The cultivation of strawberries in the United States is no less toxic. Methyl iodide, a pesticide that is a known neurotoxin and endocrine disruptor, was used on strawberries and other food crops from 2007 up until March 2012.  Although no longer sold in the United States, this toxic fumigant, produced by the Japan-based company Arysta LifeScience, is still being used in many other countries (Mexico, Japan, Morocco, Turkey, New Zealand) under the brand name "MIDAS".  This type of chemical substance is particularly toxic to developing fetuses and children.  (Paragraph updated on 20 May 2012.)

UPDATE 29 September 2011:   Apparently, organic strawberries are also treated with toxic substances.  According to the Pesticide Action Network and several organic farmers in California, most organic strawberries are fumigated with millions of pounds of pesticides.  This problem stems from a loophole  in the definition of organic produce:  only the produce itself needs to be pesticide-free, meaning, that before the plant bears fruit, it can be fumigated and treated with all kinds of toxic chemicals.

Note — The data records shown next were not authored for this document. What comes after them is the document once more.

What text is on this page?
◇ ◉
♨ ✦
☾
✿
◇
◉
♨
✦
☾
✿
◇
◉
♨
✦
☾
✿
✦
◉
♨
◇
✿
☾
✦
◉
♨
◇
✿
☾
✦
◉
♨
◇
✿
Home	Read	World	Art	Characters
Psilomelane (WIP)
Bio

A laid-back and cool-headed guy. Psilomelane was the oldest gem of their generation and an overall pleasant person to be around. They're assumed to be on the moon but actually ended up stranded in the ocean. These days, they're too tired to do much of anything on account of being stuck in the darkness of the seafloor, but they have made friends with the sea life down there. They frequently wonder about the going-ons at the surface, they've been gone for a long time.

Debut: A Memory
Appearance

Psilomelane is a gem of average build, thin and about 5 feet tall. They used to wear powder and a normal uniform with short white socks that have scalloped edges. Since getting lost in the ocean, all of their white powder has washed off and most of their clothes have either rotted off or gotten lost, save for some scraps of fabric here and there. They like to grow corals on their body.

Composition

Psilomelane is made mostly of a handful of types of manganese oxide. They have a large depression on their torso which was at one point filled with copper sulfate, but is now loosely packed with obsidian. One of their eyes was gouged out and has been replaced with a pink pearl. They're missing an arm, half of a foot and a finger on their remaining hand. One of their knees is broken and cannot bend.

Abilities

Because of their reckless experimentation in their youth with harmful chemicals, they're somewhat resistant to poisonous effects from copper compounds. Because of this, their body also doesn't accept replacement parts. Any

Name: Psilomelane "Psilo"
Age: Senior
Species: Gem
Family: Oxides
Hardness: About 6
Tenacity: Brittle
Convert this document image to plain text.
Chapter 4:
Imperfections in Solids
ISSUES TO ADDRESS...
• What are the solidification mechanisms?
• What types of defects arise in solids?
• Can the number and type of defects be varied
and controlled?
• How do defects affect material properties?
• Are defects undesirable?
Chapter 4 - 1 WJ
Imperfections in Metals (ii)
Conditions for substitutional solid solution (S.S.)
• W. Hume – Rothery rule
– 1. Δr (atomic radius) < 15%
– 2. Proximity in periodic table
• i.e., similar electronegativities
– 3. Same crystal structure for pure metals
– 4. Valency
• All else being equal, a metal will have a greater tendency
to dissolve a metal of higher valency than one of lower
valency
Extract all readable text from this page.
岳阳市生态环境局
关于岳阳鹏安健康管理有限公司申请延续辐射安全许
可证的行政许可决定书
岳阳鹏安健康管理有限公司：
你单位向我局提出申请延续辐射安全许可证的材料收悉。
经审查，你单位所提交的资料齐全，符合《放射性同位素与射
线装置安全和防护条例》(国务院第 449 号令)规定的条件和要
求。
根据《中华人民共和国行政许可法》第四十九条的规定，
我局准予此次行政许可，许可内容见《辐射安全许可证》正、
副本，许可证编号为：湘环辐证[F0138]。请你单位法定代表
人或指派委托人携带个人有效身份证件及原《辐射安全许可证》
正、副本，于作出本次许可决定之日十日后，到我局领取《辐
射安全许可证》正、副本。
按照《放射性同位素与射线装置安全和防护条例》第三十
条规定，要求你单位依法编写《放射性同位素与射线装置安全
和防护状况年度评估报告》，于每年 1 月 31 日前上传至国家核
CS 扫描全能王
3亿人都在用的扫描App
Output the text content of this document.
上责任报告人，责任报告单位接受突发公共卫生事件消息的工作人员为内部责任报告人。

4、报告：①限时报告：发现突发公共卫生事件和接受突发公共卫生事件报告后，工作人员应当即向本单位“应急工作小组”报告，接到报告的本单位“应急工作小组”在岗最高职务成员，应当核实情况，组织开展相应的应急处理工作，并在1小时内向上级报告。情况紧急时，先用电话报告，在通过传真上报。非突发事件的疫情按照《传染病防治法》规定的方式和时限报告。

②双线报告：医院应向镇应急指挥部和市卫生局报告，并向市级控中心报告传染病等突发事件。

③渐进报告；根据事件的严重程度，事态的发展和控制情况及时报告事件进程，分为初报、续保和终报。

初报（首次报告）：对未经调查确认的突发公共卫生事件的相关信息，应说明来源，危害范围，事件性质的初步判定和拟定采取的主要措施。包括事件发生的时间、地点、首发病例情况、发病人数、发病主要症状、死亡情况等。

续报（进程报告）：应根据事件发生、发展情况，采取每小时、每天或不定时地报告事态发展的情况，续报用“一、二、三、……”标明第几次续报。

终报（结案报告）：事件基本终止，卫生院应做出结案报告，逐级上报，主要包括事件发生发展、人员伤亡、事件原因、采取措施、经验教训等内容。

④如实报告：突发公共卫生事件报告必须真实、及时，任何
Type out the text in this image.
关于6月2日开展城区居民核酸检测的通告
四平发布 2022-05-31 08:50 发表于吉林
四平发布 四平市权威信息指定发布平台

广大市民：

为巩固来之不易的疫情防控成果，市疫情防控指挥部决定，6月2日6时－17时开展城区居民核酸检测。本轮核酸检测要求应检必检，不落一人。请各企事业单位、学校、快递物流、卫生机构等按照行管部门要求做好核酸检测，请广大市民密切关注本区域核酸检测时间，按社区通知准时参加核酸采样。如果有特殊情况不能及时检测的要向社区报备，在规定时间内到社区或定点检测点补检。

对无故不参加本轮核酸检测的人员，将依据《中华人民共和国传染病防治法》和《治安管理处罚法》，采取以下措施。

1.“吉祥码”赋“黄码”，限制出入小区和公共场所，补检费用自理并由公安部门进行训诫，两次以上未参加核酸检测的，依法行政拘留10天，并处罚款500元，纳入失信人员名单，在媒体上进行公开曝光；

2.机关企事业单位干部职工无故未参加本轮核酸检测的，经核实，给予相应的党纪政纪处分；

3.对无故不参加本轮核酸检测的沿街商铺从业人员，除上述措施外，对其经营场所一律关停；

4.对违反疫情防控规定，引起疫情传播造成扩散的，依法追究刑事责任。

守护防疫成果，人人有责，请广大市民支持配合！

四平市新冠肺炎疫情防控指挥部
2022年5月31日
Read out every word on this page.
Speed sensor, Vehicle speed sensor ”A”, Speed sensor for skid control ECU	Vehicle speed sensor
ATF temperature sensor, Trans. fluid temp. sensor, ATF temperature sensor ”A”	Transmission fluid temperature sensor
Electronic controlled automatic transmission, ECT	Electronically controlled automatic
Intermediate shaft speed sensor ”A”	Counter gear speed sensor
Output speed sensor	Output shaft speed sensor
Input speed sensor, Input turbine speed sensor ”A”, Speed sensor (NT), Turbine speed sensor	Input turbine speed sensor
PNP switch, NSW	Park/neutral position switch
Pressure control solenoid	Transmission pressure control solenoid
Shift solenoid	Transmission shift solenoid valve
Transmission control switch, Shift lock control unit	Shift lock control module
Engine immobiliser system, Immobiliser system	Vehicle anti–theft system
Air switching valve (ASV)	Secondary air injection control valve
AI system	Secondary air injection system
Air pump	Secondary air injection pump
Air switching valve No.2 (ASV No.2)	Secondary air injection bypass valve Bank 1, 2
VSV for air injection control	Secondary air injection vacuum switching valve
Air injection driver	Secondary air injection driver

UPDATE 6 October 2011:  One of the participants of the Wireless Safety Summit in Washington DC, 5-6 October 2011, organized by the Center for Safer Wireless, talked about her meeting with California senatorial staff concerning ionizing and non-ionizing radiation.  She mentioned that the University of California Berkeley Department of Nuclear Engineering has been testing food, soil and water in the United States for radionuclide levels from the Fukushima nuclear catastrophe.  Elevated levels of radionuclides have been found in produce such as spinach, kale and strawberries.  This is very worrying because California provides 80% of produce for the rest of the United States.

Authorities in the United States insist that there is no danger to public health or the environment from the Fukushima nuclear crisis.  The EPA discontinued its Fukushima radiation monitoring efforts, and the U.S. Food and Drug Administration (FDA) says there is no danger to U.S. food or seafood and therefore no testing is necessary.